通过检查f(v, 0, S) > 0，您可以知道您的问题是否有解决方案。但是，这段代码太慢了，每次递归调用都会产生两个新调用，从而导致 O(2^n) 算法。现在，我们可以应用memoization使其在 O(n*S) 时间内运行，如果S不是太大，它会更快：

def f(v, i, S, memo):
  if i >= len(v): return 1 if S == 0 else 0
  if (i, S) not in memo:  # <-- Check if value has not been calculated.
    count = f(v, i + 1, S, memo)
    count += f(v, i + 1, S - v[i], memo)
    memo[(i, S)] = count  # <-- Memoize calculated result.
  return memo[(i, S)]     # <-- Return memoized value.

v = [1, 2, 3, 10]
sum = 12
memo = dict()
print(f(v, 0, sum, memo))

Now, it is possible to code a function gthat returns one subset that sums S. To do this, it is enough to add elements only if there is at least one solution including them:

现在，可以编写一个函数g来返回求和的一个子集S。

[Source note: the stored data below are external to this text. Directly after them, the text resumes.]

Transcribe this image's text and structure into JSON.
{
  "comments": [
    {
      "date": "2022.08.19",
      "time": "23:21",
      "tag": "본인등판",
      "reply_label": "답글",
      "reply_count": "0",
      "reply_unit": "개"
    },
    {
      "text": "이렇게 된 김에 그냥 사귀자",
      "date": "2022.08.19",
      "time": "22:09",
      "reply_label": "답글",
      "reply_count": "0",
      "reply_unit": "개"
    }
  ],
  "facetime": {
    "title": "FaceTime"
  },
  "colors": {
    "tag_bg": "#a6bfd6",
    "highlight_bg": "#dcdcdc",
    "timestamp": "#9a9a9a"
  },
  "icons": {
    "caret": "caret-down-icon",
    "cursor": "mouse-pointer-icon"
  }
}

为此，仅当存在至少一种包含元素的解决方案时添加元素就足够了：

def f(v, i, S, memo):
  # ... same as before ...

def g(v, S, memo):
  subset = []
  for i, x in enumerate(v):
    # Check if there is still a solution if we include v[i]
    if f(v, i + 1, S - x, memo) > 0:
      subset.append(x)
      S -= x
  return subset

v = [1, 2, 3, 10]
sum = 12
memo = dict()
if f(v, 0, sum, memo) == 0: print("There are no valid subsets.")
else: print(g(v, sum, memo))

Disclaimer: This solution says there are two subsets of [10, 10] that sums 10. This is because it assumes that the first ten is different to the second ten. The algorithm can be fixed to assume that both tens are equal (and thus answer one), but that is a bit more complicated.

免责声明：此解决方案表示 [10, 10] 有两个总和为 10 的子集。这是因为它假设前十个与后十个不同。该算法可以固定为假设两个十位相等（因此回答一个），但这有点复杂。

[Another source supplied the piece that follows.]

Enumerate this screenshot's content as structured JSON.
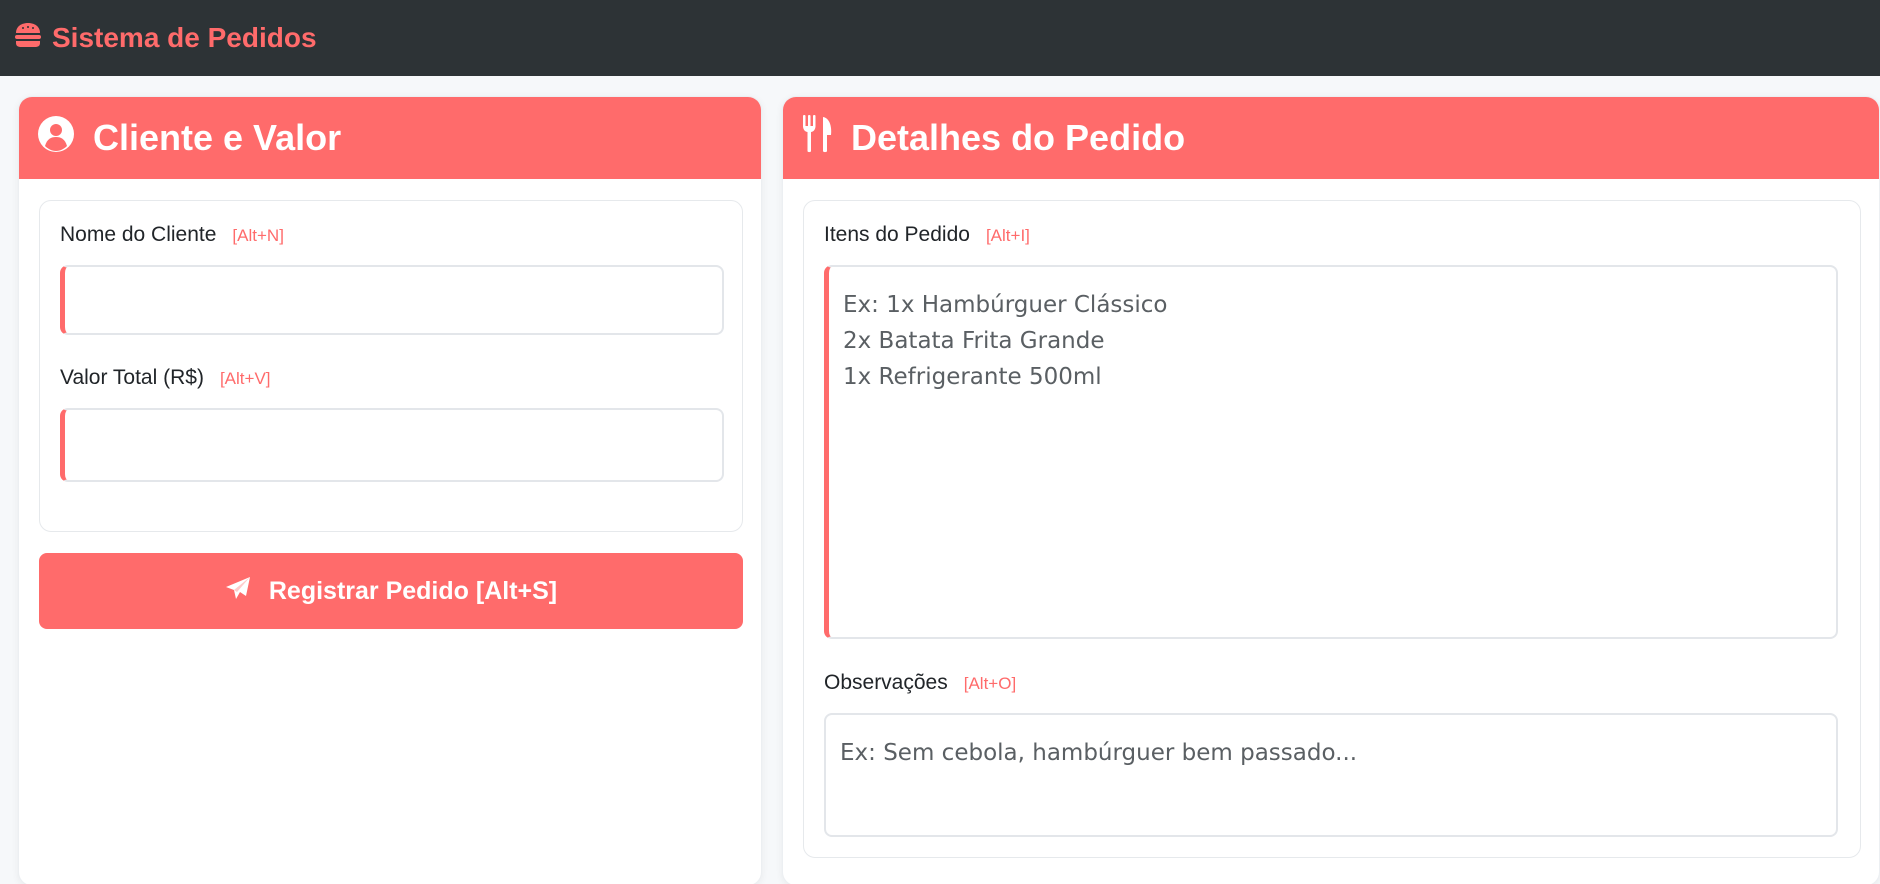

So, the logic is to reverse sort the numbers,and suppose the list of numbers is land sum to be formed is s.

所以，逻辑是对数字进行反向排序，假设数字列表是l并且要形成的总和是s。

   for i in b:
            if(a(round(n-i,2),b[b.index(i)+1:])):
                r.append(i)    
                return True
        return False

then, we go through this loop and a number is selected from lin order and let say it is i. there are 2 possible cases either iis the part of sum or not. So, we assume that iis part of solution and then the problem reduces to lbeing l[l.index(i+1):]and sbeing s-iso, if our function is a(l,s) then we call a(l[l.index(i+1):] ,s-i). and if iis not a part of sthen we have to form sfrom l[l.index(i+1):]list. So it is similar in both the cases , only change is if i is part of s, then s=s-i and otherwise s=s only.

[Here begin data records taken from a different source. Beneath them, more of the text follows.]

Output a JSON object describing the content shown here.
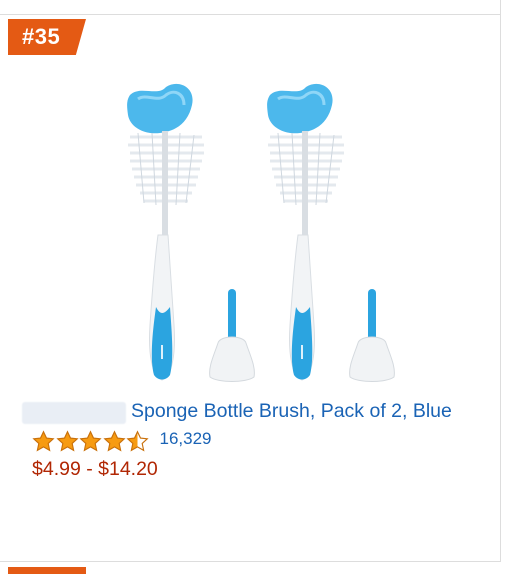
{
  "card": {
    "rank": "#35",
    "title": "Sponge Bottle Brush, Pack of 2, Blue",
    "rating": 4.5,
    "rating_max": 5,
    "review_count": "16,329",
    "price": "$4.99 - $14.20"
  },
  "colors": {
    "badge": "#e45a14",
    "link": "#1a63b5",
    "price": "#b12704",
    "star": "#f79b11",
    "product_blue": "#2ba4e0"
  },
  "icons": {
    "star_full": "star-icon",
    "star_half": "star-half-icon"
  }
}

然后，我们遍历这个循环，并按顺序从l中选择一个数字，假设它是i。有两种可能的情况，要么i是 sum 的一部分，要么不是。因此，我们假设我是解决方案的一部分，然后将问题简化为升福祉l[l.index(i+1):]和S ^是SI所以，如果我们的功能是（L，S）则称a(l[l.index(i+1):] ,s-i)。如果i不是s的一部分，那么我们必须从列表中形成sl[l.index(i+1):]。所以在这两种情况下都是相似的，唯一的变化是如果 i 是 s 的一部分，那么 s=si 否则只有 s=s 。

now to reduce the problem such that in case numbers in l are greater than s we remove them to reduce the complexity until l is empty and in that case the numbers which are selected are not a part of our solution and we return false.

现在为了减少问题，以便在 l 中的数字大于 s 的情况下，我们将它们删除以降低复杂性，直到 l 为空，在这种情况下，选择的数字不是我们解决方案的一部分，我们返回 false。

if(len(b)==0):
    return False    
while(b[0]>n):
    b.remove(b[0])
    if(len(b)==0):
        return False    

and in case l has only 1 element left then either it can be part of s then we return true or it is not then we return false and loop will go through other number.

如果 l 只剩下 1 个元素，那么它可以是 s 的一部分，然后我们返回 true 或者不是，那么我们返回 false 并且循环将通过其他数字。

if(b[0]==n):
    r.append(b[0])
    return True
if(len(b)==1):
    return False

note in the loop if have used b..but b is our list only.and i have rounded wherever it is possible, so that we should not get wrong answer due to floating point calculations in python.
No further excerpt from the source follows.